Wish list is not too much to ask

There it was. An e-mail from friend Jessica sitting in my inbox. Clunk went the pit in my stomach. Yes, it’s always great to hear from friends. But this e-mail scared me with what was inside.

Jessica is the friend who more than anyone I know really knows what it is to be scared for her life. She was only 17 when she first heard doctors say the words “ovarian cancer.”

Yes, ovarian cancer at 17. Given months to live. She probably didn’t hear much after that, too consumed with questions of “why?” and “how?” pounding in her ears.

Turns out Jessica beat those odds 14 years ago. She survived that blow but at a cost. There’s been a lifetime of other health challenges. “There have been so many dark, dark times,” she shared with me this week. “I was depressed for so long wondering why I had so many challenges, so much darkness?”

When she married in 2010, she and her husband figured they were signing up for a childless marriage.

“We figured we might adopt,” Jessica told me. “Or more realistically, figure out how to be happy with just us.”

That was about the time I met Jessica. She’d become friends with my friend Tricia and drawn into our group of women friends known informally as The Pretty Ladies.

We’re a loving bunch with a few hard fast traditions. As I’ve shared in this column before, when a Pretty Lady’s birthday comes around, you’re expected to write and share your Birthday Wish List. It can be a collection of stuff, adventures, goals and dreams you hope to see come true in the coming year. Sounds simple enough, and it is when you’re talking things like a trip to the beach or wanting new workout clothes.

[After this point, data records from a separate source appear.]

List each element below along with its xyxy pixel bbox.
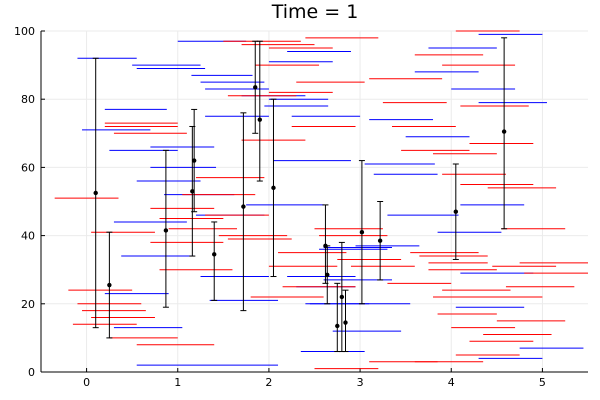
data-point	[93, 190, 98, 196]
x-tick-label: 1	[174, 376, 181, 389]
data-point	[377, 238, 383, 243]
point-layer	[92, 37, 508, 353]
data-point	[241, 204, 246, 209]
data-point	[501, 129, 507, 134]
data-point	[453, 209, 459, 214]
data-point	[335, 323, 340, 329]
data-point	[107, 282, 112, 288]
y-tick-label: 0	[28, 366, 35, 379]
tick-label-layer: 0 1 2 3 4 5 0 20 40 60 80 100	[14, 25, 546, 389]
x-tick-label: 5	[539, 376, 546, 389]
x-tick-label: 3	[357, 376, 364, 389]
data-point	[163, 228, 169, 233]
data-point	[190, 189, 195, 194]
data-point	[212, 252, 217, 257]
data-point	[191, 158, 197, 163]
data-point	[271, 185, 276, 191]
x-tick-label: 0	[83, 376, 90, 389]
data-point	[359, 229, 365, 235]
y-tick-label: 60	[21, 161, 35, 174]
data-point	[343, 320, 348, 325]
y-tick-label: 100	[14, 25, 35, 38]
data-point	[339, 294, 345, 300]
data-point	[253, 85, 258, 90]
y-tick-label: 20	[21, 298, 35, 311]
chart-title: Time = 1	[271, 1, 359, 23]
x-tick-label: 2	[265, 376, 272, 389]
data-point	[325, 272, 330, 278]
data-point	[257, 117, 262, 122]
axis-layer	[40, 30, 588, 373]
y-tick-label: 80	[21, 93, 35, 106]
x-tick-label: 4	[448, 376, 455, 389]
y-tick-label: 40	[21, 230, 35, 243]
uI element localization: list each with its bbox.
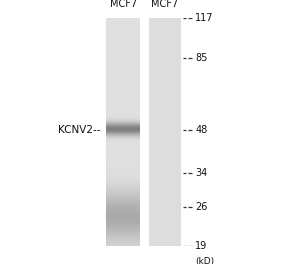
- Text: 48: 48: [195, 125, 207, 135]
- Text: MCF7: MCF7: [110, 0, 137, 9]
- Text: MCF7: MCF7: [151, 0, 178, 9]
- Text: 34: 34: [195, 168, 207, 178]
- Text: 26: 26: [195, 202, 208, 212]
- Text: 85: 85: [195, 53, 208, 63]
- Text: 117: 117: [195, 13, 214, 23]
- Text: 19: 19: [195, 241, 207, 251]
- Text: KCNV2--: KCNV2--: [58, 125, 100, 135]
- Text: (kD): (kD): [195, 257, 215, 264]
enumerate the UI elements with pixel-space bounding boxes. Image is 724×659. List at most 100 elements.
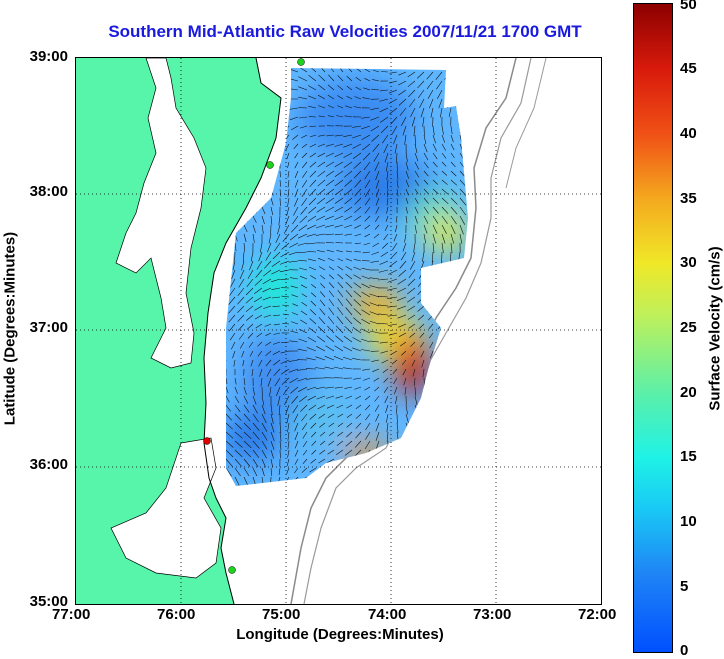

Jessica set out to create her first Birthday Wish List just as she was turning 30. “I decided to wish for 30 things,” she reminisced me the other day. There were fun things on her list like seeing Adele in concert and taking a dance class once a week.

“But I as I got down to numbers 28 and 29, I got bold,” she said. “I dared to ask myself, ‘What do you really want, no matter how crazy? What’s your heart true desire? Just put it out there!’ ”

Jessica dug down deep. As I just looked at her wish list again recently, I saw those daring and daunting wishes. Right at the top was, “1. Healthy ovaries, fallopian tubes & uterus.” And the craziest of all, “30. A baby.”

Not a single one of us Pretty Ladies laughed or scoffed at Jessica’s list. After all, we’ve seen some pretty incredible dreams come true. But a healthy body after a long slew of health challenges? A baby? We do live in the real world, where disappointments are known to happen on a regular basis. This could’ve been the list that wished too far.

Our fears were heightened recently when Jessica reached out simply asked for our prayers. She hasn’t been feeling well since late summer. An achy feeling in her abdomen that just wouldn’t seem to go away. How could you not go to that place? Was her cancer back?

I knew she was going to the doctor to get answers, and I knew the results were waiting for me in that e-mail. That’s why the pit sat in my stomach.

Now that I have opened the e-mail, I can’t stop looking at it.

It begins, “Almost 18 months ago, I wrote my first Pretty Lady wish list for my 30th birthday … I wished for everything that was in my heart, whether I thought it possible or not. The list began with “a healthy body” … and ended with “a baby” … and now the list is quite literally complete. “I am … by some stroke of a miracle … 12 weeks pregnant!”

Yep, pregnant. She attached the little ultrasound for all of us to see.

Left again to ask “how?” Well, she knows how. The good old-fashioned way. No fertility treatments or interventions. She can no more explain why she was chosen for this miracle than she can explain why she got cancer at 17.

She can now see both as gifts. Yes, both. “The bad is dark and awful, there’s no doubt about that,” she said. “But it happens as the contrast to shine the light on the good.

Jessica put her hand over her growing belly. Where once doctors predicted her death, she’s now growing life. “And that,” she says is so amazingly good.”